On March 11 2023, the McMullin On-Farm Flood Capture Project pump (located at Terranova Ranch Inc.) turned on for the first time during a record-breaking flood season in California. Downstream communities were at risk of serious flooding during this wet period. The McMullin Project was able to protect the downstream communities of the Kings River’s north fork, Mendota, and Firebaugh from serious flooding by diverting the water to be used for on-farm groundwater recharge.

As a result, the McMullin Project has recharged almost 19,000 acre-feet of water back into the aquifer, accounting for about 20% of the groundwater recharge conducted in California during this time period.

The McMullin Project was able to successfully reroute water thanks to state legislative support. Governor Newsom’s Executive Order passed on March 10, 2023 suspended regulations on flood diversion permitting, enabling water agencies to divert floodwater more quickly for groundwater recharge. When the Executive Order passed, the McMullin Project was ready to take the excess water. This vital flood protection and groundwater recharge was only possible because the necessary infrastructure was in place.

“Projects like this start rebuilding the aquifer. Additional structures and conveyance [are] critical to reaching resilience in the San Joaquin Valley.”

~ Don Cameron, MAGSA Board President & Terranova Ranch Inc.
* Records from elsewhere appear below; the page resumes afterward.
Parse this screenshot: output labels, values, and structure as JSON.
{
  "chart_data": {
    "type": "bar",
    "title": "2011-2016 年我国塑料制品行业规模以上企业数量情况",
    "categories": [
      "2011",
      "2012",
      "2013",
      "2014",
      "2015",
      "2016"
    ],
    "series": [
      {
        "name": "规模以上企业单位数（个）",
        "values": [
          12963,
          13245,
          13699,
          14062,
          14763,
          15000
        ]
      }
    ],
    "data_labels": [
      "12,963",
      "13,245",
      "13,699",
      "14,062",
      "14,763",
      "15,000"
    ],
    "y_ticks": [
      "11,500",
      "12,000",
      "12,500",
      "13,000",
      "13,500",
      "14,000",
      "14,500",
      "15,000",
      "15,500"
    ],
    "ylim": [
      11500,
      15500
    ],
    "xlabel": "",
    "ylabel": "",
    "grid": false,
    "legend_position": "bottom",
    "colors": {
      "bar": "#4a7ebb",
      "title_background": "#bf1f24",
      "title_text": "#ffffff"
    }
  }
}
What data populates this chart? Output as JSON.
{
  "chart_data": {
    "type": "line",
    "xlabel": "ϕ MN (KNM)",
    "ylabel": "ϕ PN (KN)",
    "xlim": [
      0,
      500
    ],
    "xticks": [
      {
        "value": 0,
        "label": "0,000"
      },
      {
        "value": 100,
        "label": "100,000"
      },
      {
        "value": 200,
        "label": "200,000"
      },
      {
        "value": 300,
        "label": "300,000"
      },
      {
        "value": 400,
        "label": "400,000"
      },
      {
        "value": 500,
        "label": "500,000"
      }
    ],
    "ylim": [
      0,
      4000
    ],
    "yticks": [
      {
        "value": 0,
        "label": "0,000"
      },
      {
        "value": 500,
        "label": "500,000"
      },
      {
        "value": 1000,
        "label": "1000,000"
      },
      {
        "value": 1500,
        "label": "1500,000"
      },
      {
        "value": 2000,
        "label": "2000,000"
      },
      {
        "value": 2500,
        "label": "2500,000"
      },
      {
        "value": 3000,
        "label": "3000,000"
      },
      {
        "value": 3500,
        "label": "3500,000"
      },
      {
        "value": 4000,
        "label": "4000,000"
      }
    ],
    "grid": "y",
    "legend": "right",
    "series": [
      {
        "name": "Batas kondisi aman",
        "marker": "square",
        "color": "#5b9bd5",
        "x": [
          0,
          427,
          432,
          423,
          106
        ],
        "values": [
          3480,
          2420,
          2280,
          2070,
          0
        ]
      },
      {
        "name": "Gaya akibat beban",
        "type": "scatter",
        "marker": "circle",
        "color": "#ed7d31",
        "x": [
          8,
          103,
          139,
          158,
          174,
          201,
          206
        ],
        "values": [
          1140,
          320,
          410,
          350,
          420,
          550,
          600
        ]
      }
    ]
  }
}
General Manager

The McMullin Expansion Project, Phase 2 of this existing project, will increase the conveyance from the James Bypass from 150 cfs to 450 cfs and expand acreage able to receive flood flows for on-farm recharge from 5,000 to over 40,000 acres. MAGSA is committed to the increasing groundwater recharge and securing a sustainable future for the region through projects like the McMullin Project and its Expansion.